During the Fall semester of 2025, I conducted a group project with three team members, where we found a public data set, analysed, and created 4 plots that represented different questions for the data. The data set was focused on flight arrival and delays for the first six months of 2008 across America. Together, we came up with four different questions about certain aspects of the data set and created unique graphs for each of those questions.

We wanted to understand whether certain airports experience carrier delays more often than others. We first reduced the data to the origin and the carrier delay, then we added a column that did an if-statement getting rid of the data if there was not a carrier delay. We then took the top 7 airports and did a count-if-statement that counted the amount of carrier delays at the top 7 busiest airports. Once we had all of that information, we then put it into a bar graph. We picked the bar graph because it compares the airports side by side giving us a better way to show the difference between them.

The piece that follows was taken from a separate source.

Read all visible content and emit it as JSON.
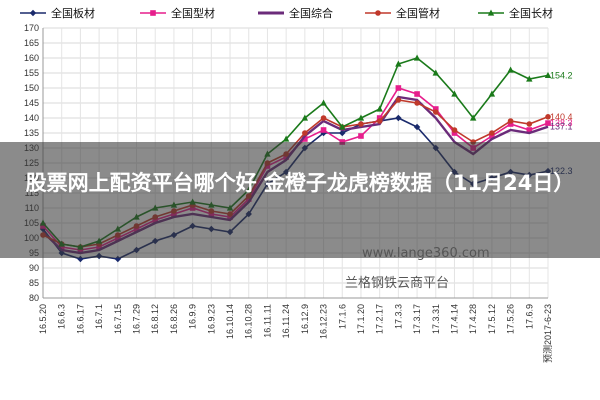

We wanted to see whether travel demand changes across the month such as spikes around holidays or weekends which can reveal patterns in traveler behavior. Especially January being a very popular month of travel due to the holidays. We used Excel by creating a pivot table with “Days of the Month” as the rows and the values being the count of the number of flights per day. This gave us the total amount of flights per day in the month of January. We then used a time series to see whether or not the travel demand changes across the days of the month such as spikes in the earlier the days of the month.

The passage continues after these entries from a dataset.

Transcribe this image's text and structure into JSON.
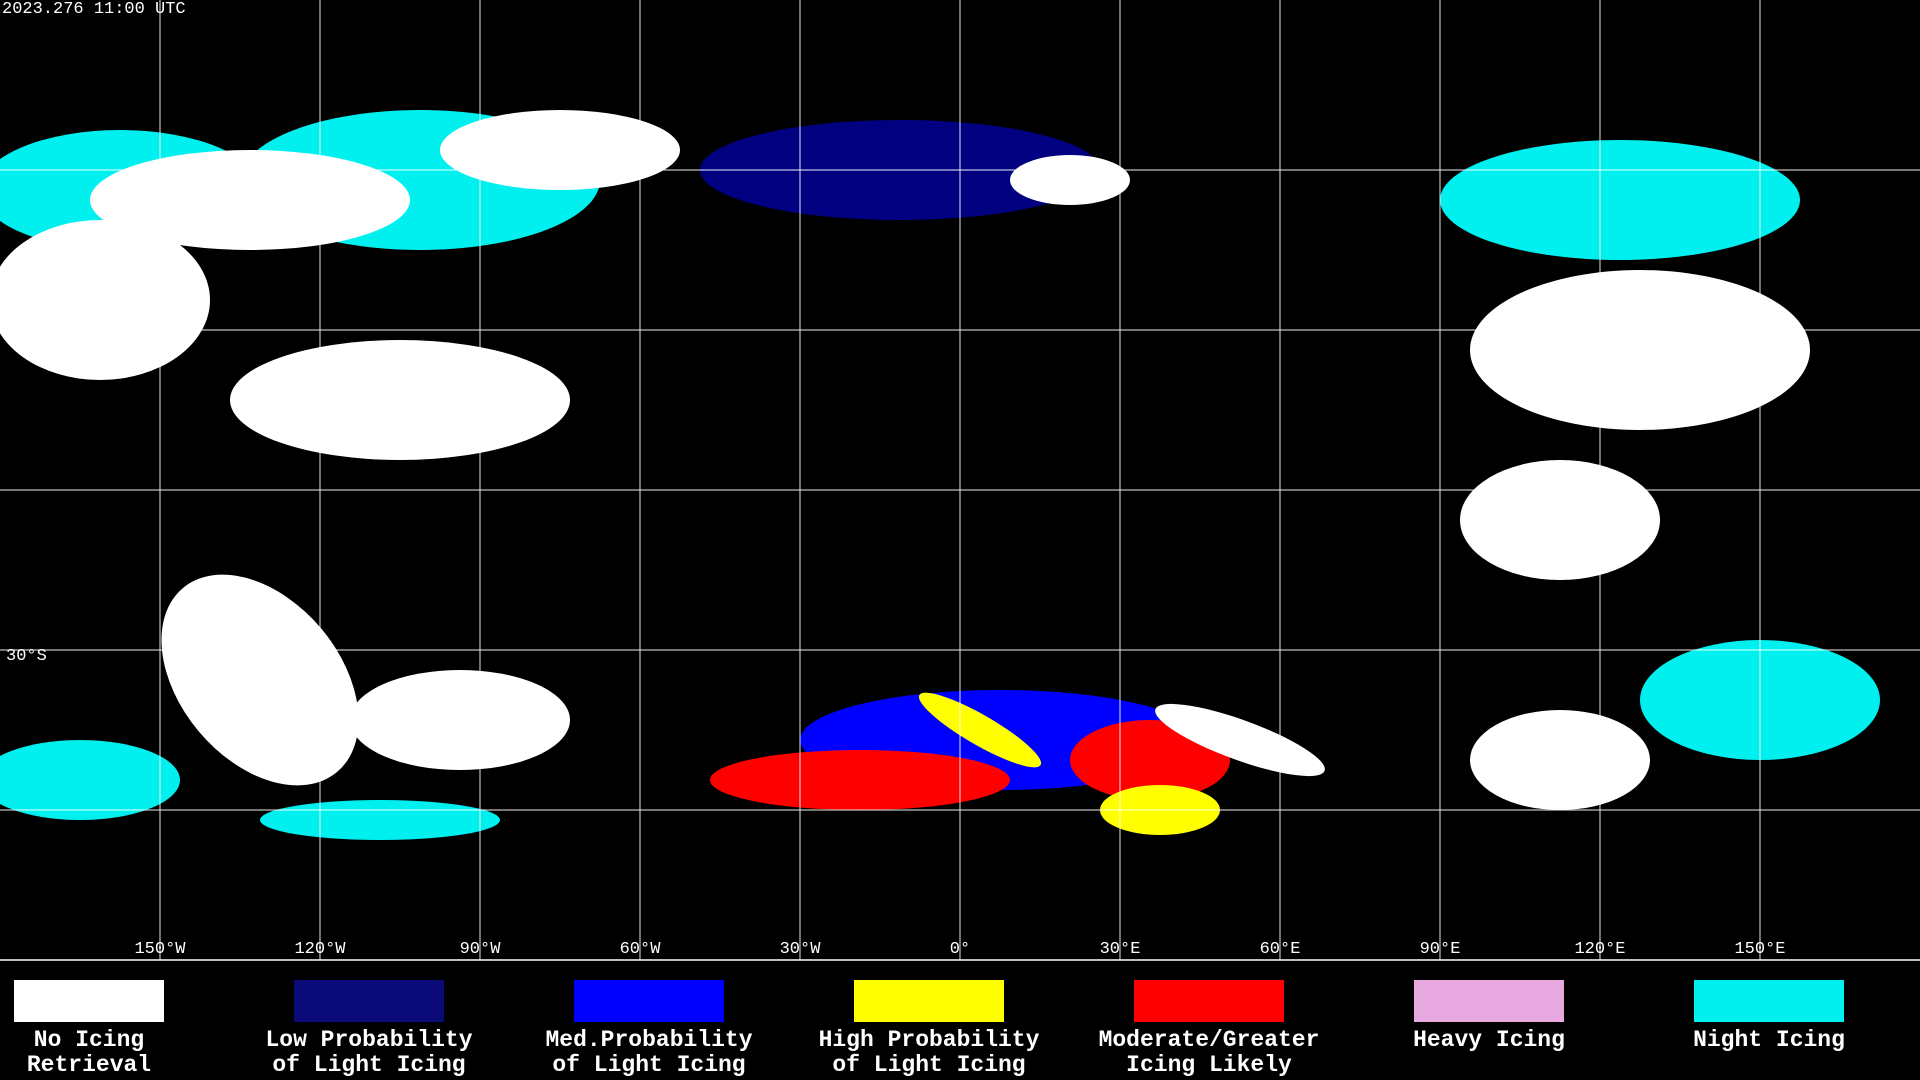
{
  "timestamp": "2023.276 11:00 UTC",
  "longitude_labels": [
    "150°W",
    "120°W",
    "90°W",
    "60°W",
    "30°W",
    "0°",
    "30°E",
    "60°E",
    "90°E",
    "120°E",
    "150°E"
  ],
  "latitude_labels": [
    "30°S"
  ],
  "legend": [
    {
      "lines": [
        "No Icing",
        "Retrieval"
      ],
      "color": "#ffffff"
    },
    {
      "lines": [
        "Low Probability",
        "of Light Icing"
      ],
      "color": "#0a0a78"
    },
    {
      "lines": [
        "Med.Probability",
        "of Light Icing"
      ],
      "color": "#0000ff"
    },
    {
      "lines": [
        "High Probability",
        "of Light Icing"
      ],
      "color": "#ffff00"
    },
    {
      "lines": [
        "Moderate/Greater",
        "Icing Likely"
      ],
      "color": "#ff0000"
    },
    {
      "lines": [
        "Heavy Icing"
      ],
      "color": "#e8a8e0"
    },
    {
      "lines": [
        "Night Icing"
      ],
      "color": "#00f0f0"
    }
  ]
}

For this graph we are analyzing the Distribution of Flight Distances during the months of January and July in the year 2008. This question was particularly interesting to our group because many people in the airline industry could use this information to create more optimal flight routes based on distances. Our team used Excel to answer this question by creating a Histogram based on our data that we took from our original public dataset. We then were able to see how many flights flew a certain distance and which bin they would be put into. We used Excel’s “recommended charts” function to create this graph. We also changed the color of the data in the graph from the normal “Microsoft Blue” to a different and more eye catching blue. The last thing that we did to the graph was to minimize the amount of bins that we used in order to fit all of the labels horizontally. We did end up having to create the axis titles in the PowerPoint slide due to the fact that we could not rotate the vertical axis to make it horizontal.

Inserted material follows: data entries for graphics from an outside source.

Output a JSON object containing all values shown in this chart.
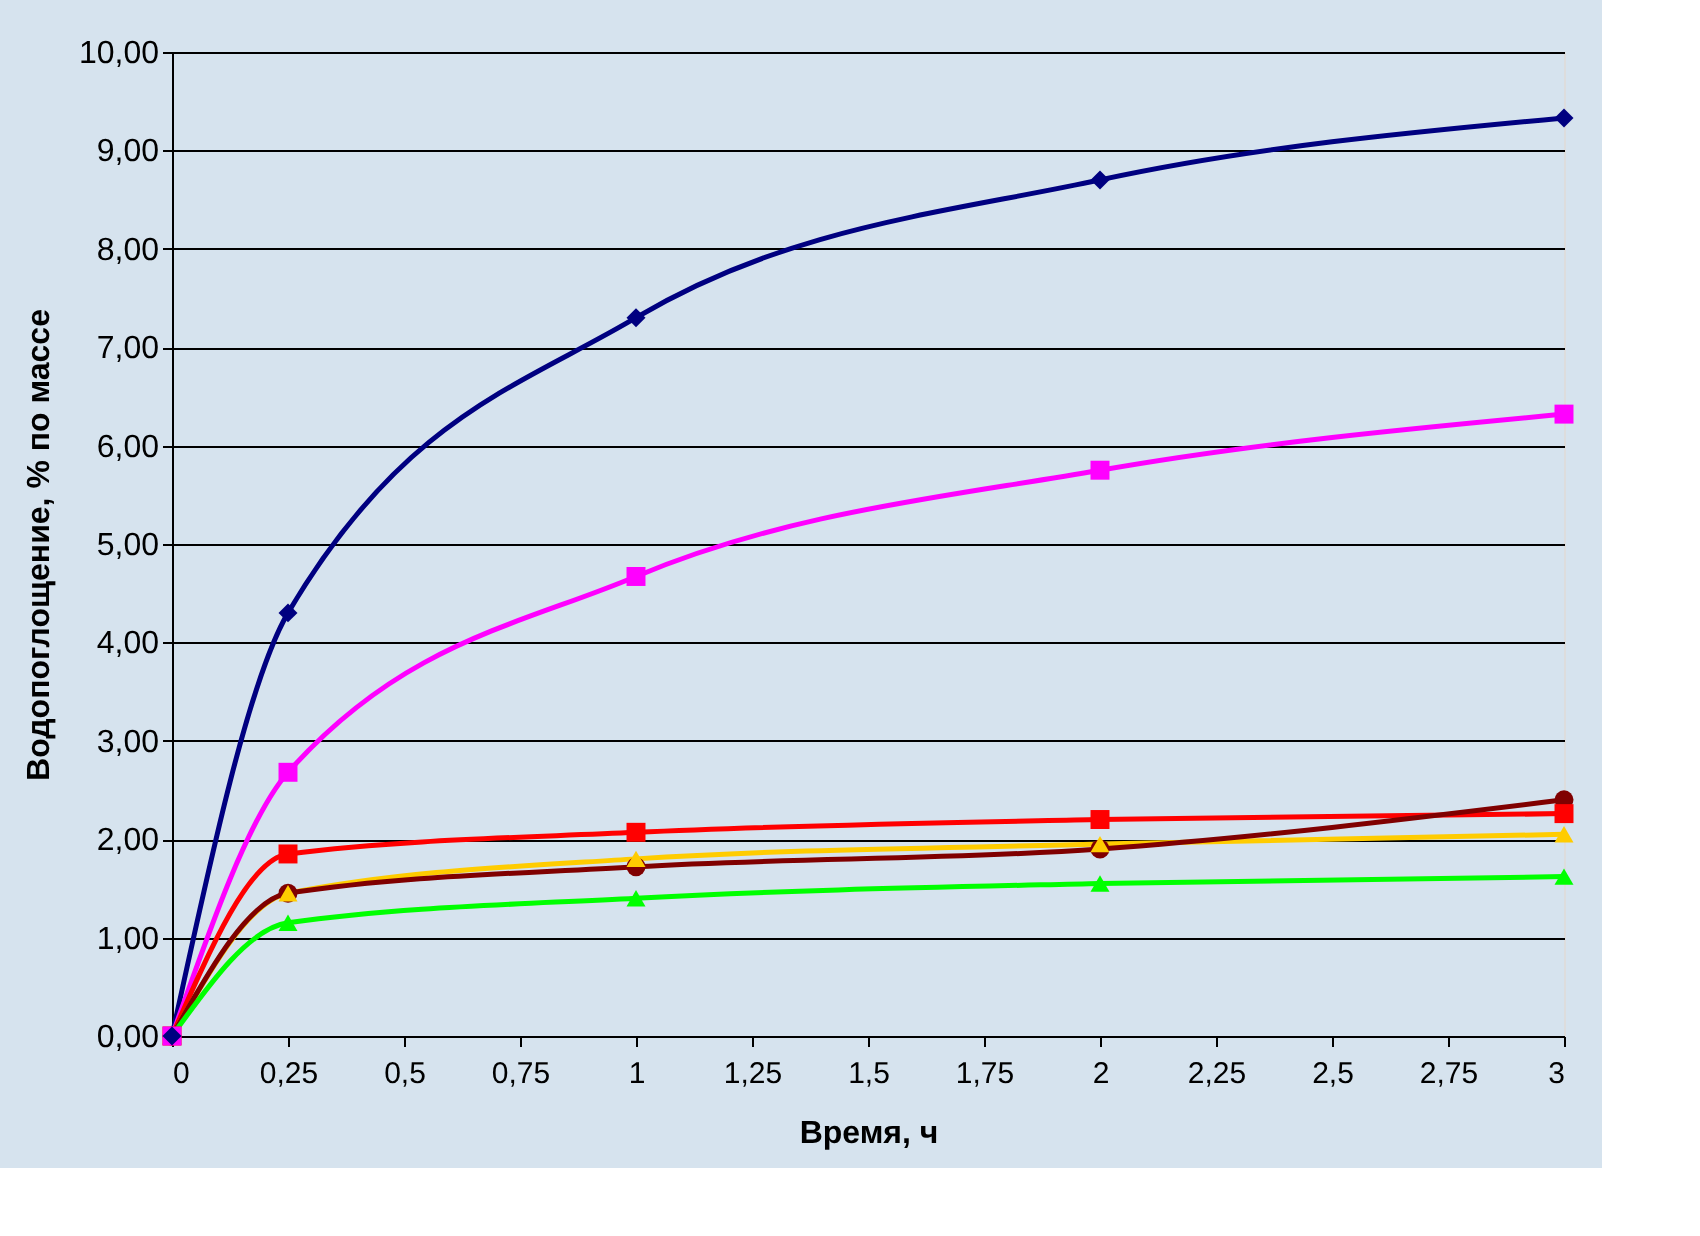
{
  "chart_data": {
    "type": "line",
    "xlabel": "Время, ч",
    "ylabel": "Водопоглощение, % по массе",
    "xlim": [
      0,
      3
    ],
    "ylim": [
      0,
      10
    ],
    "xticks": [
      0,
      {
        "value": 0.25,
        "label": "0,25"
      },
      {
        "value": 0.5,
        "label": "0,5"
      },
      {
        "value": 0.75,
        "label": "0,75"
      },
      1,
      {
        "value": 1.25,
        "label": "1,25"
      },
      {
        "value": 1.5,
        "label": "1,5"
      },
      {
        "value": 1.75,
        "label": "1,75"
      },
      2,
      {
        "value": 2.25,
        "label": "2,25"
      },
      {
        "value": 2.5,
        "label": "2,5"
      },
      {
        "value": 2.75,
        "label": "2,75"
      },
      3
    ],
    "yticks": [
      {
        "value": 0,
        "label": "0,00"
      },
      {
        "value": 1,
        "label": "1,00"
      },
      {
        "value": 2,
        "label": "2,00"
      },
      {
        "value": 3,
        "label": "3,00"
      },
      {
        "value": 4,
        "label": "4,00"
      },
      {
        "value": 5,
        "label": "5,00"
      },
      {
        "value": 6,
        "label": "6,00"
      },
      {
        "value": 7,
        "label": "7,00"
      },
      {
        "value": 8,
        "label": "8,00"
      },
      {
        "value": 9,
        "label": "9,00"
      },
      {
        "value": 10,
        "label": "10,00"
      }
    ],
    "grid": "y",
    "line_style": "solid",
    "x": [
      0,
      0.25,
      1,
      2,
      3
    ],
    "series": [
      {
        "color": "#000080",
        "marker": "diamond",
        "values": [
          0,
          4.3,
          7.3,
          8.7,
          9.33
        ]
      },
      {
        "color": "#ff00ff",
        "marker": "square",
        "values": [
          0,
          2.68,
          4.67,
          5.75,
          6.32
        ]
      },
      {
        "color": "#ff0000",
        "marker": "square",
        "values": [
          0,
          1.85,
          2.07,
          2.2,
          2.26
        ]
      },
      {
        "color": "#ffcc00",
        "marker": "triangle",
        "values": [
          0,
          1.45,
          1.8,
          1.95,
          2.05
        ]
      },
      {
        "color": "#800000",
        "marker": "circle",
        "values": [
          0,
          1.45,
          1.72,
          1.9,
          2.4
        ]
      },
      {
        "color": "#00ff00",
        "marker": "triangle",
        "values": [
          0,
          1.15,
          1.4,
          1.55,
          1.62
        ]
      }
    ]
  }
}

We are testing whether there is a change in flight delay time based on the days of the week for the first month of January in 2008. We first created a new column naming it “Difference in Delay Prediction V.S. Actual Delay”, to see difference in delay time from predicted delay times according to the dataset. We decided to create a scatterplot so we could see the distribution of each day. After creation we chose to cut out all negative values (flights that are earlier) to portray just the flights that were later than predicted. Lastly, we used the scatterplot to analyze which days of the week had longer and later delays and come up with our conclusion.